Mortgage Daily

Published On: March 7, 2005
Broker Charged With 1980 Murder of Parents

David Boysen accused of shooting at point blank range

March 7, 2005

By PATRICK CROWLEY

In the spring of 1980, police made a gruesome discovery in the Oceanside, Calif., home of Robert and Elsie Boysen.The couple had been murdered, each of them shot in the head at close range. Elsie Boysen also appeared to had been bludgeoned, a broken and splintered wooden bat found near here body.

No arrests were made at the time.

But last year police finally charged someone with couple’s murder — their son, a Los Angeles-area mortgage brokerage manager named David Andrew Boysen.

Boysen was charged in May with two counts of murder, Paul Levikow, a spokesman for the San Diego County District Attorney’s office, said in an interview with MortgageDaily.com.

“It was a cold case that we’ve recently reopened,” Levikow said.

Citing a gag order imposed by a San Diego County Superior Court judge neither the prosecutors nor Boysen’s lawyer, Danny Davis of Beverly Hills, are saying much about the case.

Boysen, 48, is being held in jail without bail. Levikow, who confirmed Boysen worked in the mortgage industry, said the name of the company is not in the official case file.

Davis hung up his cell phone before answering questions posed by MortgageDaily.com.

But court records indicate that while a judge has refused to dismiss the charges against Boysen, prosecutors are being told to prepare answers for what he wasn’t charged with in 1980.

Davis has argued in court filings that no new evidence linking his client to the murders have been discovered or admitted into court.

Levikow said because the case is still in court he could not answer any questions about the evidence nor release many details about the investigation.

But he did say that witnesses have testified in preliminary hearings held late last year that Boysen may have had a motive for the killings.

“People have said that at the time he may have been having some money problems and that he was upset that his parents had changed their will to leave all of their assets to their church,” Levikow said.

“That was described as a possible motive,” he said.

Police in Oceanside reopened the case in January of 2004, working with the district attorney’s new cold case unit.

The district attorney’s office has said little about why the case was reopened other than statements made by Boysen’s ex-wife and sister to police at the time of the murders incriminate him.
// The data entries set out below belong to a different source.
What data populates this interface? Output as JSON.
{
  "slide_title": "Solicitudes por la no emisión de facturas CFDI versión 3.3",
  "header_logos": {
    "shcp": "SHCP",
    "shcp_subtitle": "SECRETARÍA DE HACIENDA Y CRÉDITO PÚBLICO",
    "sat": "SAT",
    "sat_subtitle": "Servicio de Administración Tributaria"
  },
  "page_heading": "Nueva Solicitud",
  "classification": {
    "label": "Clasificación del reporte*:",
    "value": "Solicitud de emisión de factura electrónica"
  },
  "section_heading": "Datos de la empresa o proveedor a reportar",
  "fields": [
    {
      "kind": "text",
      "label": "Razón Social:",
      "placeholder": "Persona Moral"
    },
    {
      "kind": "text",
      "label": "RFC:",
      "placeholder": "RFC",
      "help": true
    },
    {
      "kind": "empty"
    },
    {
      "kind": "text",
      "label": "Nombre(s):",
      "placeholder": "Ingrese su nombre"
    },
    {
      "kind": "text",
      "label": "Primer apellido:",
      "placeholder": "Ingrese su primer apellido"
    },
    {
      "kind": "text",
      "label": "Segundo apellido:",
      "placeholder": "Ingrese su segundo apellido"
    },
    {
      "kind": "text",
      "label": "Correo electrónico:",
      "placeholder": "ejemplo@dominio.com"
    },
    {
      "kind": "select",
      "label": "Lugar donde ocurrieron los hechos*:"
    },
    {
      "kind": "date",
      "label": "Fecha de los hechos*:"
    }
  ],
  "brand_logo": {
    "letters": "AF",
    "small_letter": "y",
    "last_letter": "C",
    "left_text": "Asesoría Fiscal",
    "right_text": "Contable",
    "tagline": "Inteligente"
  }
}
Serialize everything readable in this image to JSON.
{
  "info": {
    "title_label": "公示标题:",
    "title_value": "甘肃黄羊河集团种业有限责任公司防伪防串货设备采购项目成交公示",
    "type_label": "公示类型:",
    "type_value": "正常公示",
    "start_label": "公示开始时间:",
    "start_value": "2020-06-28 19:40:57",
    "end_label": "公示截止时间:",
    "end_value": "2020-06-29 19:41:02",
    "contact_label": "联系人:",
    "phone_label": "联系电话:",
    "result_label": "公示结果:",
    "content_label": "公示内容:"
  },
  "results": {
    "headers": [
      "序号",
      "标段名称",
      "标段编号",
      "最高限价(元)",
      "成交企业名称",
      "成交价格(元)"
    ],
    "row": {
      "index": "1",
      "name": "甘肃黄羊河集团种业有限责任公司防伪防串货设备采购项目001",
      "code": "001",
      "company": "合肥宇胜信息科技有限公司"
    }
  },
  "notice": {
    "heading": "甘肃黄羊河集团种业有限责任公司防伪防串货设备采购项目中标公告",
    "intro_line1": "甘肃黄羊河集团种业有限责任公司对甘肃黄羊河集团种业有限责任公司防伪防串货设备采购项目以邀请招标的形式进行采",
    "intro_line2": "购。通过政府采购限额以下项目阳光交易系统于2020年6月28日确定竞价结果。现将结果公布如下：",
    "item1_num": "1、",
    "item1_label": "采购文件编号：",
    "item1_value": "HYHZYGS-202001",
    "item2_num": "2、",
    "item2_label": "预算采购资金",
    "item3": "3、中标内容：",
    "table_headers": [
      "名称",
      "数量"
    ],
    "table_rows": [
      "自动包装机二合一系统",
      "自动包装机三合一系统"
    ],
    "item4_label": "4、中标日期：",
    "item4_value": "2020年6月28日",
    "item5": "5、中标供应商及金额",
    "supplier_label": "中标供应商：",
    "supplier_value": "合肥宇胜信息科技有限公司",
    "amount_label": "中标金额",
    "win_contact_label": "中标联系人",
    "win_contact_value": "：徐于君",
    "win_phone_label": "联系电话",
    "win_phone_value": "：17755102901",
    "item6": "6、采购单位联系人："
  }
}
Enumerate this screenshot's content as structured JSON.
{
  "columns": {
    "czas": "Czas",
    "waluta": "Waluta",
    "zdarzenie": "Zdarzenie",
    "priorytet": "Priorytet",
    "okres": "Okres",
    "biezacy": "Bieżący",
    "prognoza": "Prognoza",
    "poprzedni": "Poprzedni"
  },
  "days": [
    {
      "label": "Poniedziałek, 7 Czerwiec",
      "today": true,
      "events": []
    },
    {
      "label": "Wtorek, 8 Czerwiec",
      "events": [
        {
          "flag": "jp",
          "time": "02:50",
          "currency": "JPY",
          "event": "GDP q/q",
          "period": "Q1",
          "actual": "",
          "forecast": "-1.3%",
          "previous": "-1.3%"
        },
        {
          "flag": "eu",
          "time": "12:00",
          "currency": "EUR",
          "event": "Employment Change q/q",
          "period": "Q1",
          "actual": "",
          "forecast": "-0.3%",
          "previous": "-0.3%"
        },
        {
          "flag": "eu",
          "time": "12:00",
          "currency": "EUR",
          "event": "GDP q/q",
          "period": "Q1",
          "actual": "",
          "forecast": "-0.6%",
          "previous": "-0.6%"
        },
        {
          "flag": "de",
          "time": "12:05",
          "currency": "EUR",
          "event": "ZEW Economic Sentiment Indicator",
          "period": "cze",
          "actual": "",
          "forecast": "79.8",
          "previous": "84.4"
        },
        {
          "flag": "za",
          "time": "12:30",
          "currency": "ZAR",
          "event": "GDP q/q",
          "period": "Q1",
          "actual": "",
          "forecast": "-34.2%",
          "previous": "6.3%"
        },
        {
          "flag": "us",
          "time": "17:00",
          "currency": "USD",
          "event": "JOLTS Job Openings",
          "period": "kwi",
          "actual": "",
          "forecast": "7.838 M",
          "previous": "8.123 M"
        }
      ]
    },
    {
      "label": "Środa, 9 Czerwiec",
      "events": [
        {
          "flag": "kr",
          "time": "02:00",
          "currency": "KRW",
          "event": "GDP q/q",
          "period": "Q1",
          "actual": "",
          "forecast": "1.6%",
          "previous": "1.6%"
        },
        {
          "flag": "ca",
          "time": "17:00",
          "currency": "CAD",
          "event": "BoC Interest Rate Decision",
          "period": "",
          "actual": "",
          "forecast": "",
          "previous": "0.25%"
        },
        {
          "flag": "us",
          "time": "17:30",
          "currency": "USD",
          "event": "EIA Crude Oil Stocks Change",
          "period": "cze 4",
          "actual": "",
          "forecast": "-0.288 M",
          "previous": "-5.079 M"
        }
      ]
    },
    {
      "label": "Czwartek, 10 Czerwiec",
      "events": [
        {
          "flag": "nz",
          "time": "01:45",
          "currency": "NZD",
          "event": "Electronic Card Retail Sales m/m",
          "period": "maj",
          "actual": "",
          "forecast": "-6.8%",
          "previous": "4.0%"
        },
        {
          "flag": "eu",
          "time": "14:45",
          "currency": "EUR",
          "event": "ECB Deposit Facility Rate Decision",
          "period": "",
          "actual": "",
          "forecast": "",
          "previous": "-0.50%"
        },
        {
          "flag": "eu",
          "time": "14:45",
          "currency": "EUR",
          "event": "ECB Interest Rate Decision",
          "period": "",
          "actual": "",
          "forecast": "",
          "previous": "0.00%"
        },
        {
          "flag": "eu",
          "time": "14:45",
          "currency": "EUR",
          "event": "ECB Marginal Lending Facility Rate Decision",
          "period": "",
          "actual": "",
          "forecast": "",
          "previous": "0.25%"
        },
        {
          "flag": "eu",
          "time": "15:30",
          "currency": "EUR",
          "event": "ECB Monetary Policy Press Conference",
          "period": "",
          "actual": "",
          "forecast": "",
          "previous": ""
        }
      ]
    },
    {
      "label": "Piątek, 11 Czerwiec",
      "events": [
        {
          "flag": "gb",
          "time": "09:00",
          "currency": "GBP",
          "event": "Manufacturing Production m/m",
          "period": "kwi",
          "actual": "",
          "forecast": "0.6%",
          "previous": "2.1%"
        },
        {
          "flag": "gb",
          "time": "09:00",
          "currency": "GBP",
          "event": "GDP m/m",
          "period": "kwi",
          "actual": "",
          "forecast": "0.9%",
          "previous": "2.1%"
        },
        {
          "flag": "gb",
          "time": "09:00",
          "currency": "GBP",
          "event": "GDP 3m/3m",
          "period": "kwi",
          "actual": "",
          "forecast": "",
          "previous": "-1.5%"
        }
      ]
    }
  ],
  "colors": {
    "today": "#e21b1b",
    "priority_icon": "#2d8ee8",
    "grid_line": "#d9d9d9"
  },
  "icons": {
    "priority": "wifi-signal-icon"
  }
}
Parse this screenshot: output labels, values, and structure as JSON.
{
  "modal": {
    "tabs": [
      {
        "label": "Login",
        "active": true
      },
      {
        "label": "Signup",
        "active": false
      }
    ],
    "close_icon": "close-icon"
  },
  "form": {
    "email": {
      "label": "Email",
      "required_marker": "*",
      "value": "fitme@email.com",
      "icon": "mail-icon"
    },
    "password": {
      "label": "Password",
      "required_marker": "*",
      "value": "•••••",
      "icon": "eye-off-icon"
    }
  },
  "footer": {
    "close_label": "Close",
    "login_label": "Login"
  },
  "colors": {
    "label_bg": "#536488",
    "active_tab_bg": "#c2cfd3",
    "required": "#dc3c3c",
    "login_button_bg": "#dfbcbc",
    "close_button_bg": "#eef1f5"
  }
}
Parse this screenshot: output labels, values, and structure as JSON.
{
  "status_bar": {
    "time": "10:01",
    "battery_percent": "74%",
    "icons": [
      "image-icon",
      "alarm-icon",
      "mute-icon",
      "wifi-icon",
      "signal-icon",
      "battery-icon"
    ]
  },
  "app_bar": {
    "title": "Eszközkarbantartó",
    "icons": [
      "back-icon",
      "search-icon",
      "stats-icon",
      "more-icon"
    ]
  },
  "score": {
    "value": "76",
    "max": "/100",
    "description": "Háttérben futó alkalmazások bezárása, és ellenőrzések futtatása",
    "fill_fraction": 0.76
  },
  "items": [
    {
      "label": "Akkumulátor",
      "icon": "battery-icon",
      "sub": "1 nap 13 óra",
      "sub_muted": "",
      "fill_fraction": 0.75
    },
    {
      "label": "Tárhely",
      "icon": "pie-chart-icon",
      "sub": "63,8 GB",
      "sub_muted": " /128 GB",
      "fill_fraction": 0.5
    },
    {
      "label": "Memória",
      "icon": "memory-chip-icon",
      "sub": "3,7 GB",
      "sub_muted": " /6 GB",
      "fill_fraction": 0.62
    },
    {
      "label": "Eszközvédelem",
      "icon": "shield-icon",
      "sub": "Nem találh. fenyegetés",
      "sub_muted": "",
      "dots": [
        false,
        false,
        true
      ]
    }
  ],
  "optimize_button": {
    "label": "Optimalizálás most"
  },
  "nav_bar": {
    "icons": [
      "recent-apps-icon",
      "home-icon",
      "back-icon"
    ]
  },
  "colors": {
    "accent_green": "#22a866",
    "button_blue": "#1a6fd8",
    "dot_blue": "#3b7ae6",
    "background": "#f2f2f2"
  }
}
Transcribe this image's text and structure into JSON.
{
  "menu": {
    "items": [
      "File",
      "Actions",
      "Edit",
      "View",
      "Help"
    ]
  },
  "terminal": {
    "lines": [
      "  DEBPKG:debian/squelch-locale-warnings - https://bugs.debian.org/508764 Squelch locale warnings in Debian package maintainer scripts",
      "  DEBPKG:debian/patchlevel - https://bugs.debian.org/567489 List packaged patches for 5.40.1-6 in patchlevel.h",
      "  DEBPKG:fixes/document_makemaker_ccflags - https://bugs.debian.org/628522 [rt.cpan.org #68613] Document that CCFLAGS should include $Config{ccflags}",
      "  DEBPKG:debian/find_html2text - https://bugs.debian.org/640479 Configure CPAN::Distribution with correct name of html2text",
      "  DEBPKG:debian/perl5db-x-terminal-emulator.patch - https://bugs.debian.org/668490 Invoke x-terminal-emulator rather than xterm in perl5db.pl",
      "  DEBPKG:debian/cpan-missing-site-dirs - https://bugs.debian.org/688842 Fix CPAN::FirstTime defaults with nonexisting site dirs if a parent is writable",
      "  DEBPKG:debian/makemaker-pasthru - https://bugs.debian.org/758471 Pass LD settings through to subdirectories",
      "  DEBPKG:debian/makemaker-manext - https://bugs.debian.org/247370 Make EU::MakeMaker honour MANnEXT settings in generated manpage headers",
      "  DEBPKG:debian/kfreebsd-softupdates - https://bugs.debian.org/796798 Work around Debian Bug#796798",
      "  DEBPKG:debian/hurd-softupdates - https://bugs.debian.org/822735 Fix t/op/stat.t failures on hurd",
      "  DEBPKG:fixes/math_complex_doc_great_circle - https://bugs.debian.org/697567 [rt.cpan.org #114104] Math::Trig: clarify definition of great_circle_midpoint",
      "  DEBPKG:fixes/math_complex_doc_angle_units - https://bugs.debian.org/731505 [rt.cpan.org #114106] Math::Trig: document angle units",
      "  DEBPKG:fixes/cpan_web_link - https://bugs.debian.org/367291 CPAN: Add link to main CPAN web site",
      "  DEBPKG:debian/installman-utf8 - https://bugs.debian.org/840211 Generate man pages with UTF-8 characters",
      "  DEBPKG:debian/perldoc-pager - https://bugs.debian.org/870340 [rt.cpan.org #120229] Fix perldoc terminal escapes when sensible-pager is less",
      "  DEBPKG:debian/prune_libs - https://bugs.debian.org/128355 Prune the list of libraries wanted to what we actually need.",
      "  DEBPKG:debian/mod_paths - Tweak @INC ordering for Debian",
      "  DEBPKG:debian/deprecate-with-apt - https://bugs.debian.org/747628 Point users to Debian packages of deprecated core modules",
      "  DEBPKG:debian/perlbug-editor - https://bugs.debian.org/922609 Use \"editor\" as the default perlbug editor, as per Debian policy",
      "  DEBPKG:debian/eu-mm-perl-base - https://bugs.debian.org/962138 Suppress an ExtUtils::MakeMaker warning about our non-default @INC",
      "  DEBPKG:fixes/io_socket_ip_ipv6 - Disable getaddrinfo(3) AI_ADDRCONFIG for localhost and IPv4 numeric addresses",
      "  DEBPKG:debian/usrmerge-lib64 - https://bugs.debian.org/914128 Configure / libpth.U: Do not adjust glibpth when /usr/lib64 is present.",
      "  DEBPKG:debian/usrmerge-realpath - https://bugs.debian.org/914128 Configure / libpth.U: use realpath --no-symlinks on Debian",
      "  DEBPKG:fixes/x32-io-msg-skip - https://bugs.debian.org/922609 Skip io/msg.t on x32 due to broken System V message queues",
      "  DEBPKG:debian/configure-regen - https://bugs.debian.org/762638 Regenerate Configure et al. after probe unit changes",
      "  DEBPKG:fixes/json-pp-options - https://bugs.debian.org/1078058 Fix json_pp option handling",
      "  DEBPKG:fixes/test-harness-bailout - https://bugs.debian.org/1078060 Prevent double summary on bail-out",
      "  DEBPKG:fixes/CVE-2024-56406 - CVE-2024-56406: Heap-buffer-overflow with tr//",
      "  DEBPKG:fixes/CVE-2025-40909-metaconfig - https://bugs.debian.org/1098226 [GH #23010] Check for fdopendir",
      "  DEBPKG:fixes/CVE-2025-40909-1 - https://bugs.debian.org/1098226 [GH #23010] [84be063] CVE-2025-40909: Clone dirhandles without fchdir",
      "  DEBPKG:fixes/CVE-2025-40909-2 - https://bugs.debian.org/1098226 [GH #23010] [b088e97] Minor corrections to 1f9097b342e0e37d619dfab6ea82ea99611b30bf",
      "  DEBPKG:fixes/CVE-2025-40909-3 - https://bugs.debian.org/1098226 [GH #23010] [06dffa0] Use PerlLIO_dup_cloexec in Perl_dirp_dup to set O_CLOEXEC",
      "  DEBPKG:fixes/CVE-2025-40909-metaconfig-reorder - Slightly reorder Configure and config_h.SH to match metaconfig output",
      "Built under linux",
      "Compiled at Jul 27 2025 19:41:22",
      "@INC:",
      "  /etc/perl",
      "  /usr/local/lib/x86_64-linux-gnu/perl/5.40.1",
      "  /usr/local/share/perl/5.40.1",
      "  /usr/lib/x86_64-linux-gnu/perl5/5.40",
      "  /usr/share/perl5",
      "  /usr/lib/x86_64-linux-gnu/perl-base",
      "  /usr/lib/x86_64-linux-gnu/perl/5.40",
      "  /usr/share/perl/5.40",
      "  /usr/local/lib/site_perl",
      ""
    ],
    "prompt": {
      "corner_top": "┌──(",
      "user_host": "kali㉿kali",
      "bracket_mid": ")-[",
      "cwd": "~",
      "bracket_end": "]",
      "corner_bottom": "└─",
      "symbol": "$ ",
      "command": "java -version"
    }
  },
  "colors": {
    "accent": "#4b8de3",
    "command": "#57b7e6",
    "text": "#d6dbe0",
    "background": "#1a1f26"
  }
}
The North County Times has reported that in 1982 Boysen’s wife, from whom he had separated and has since divorced, told police she had lied when she initially told investigators that Boysen had been with her the night his parents were killed.

The paper quoted an investigator in the district attorney’s office.

Davis has filed papers saying the charges should be dismissed because of mistakes made at Boysen’s preliminary hearing. He has also argued that Boysen’s rights were violated because it took police more than two decades to charge him with the crimes.

Prosecutors are not seeking the death penalty. If convicted Boysen faces life in prison without the possibility of parole, Levikow said.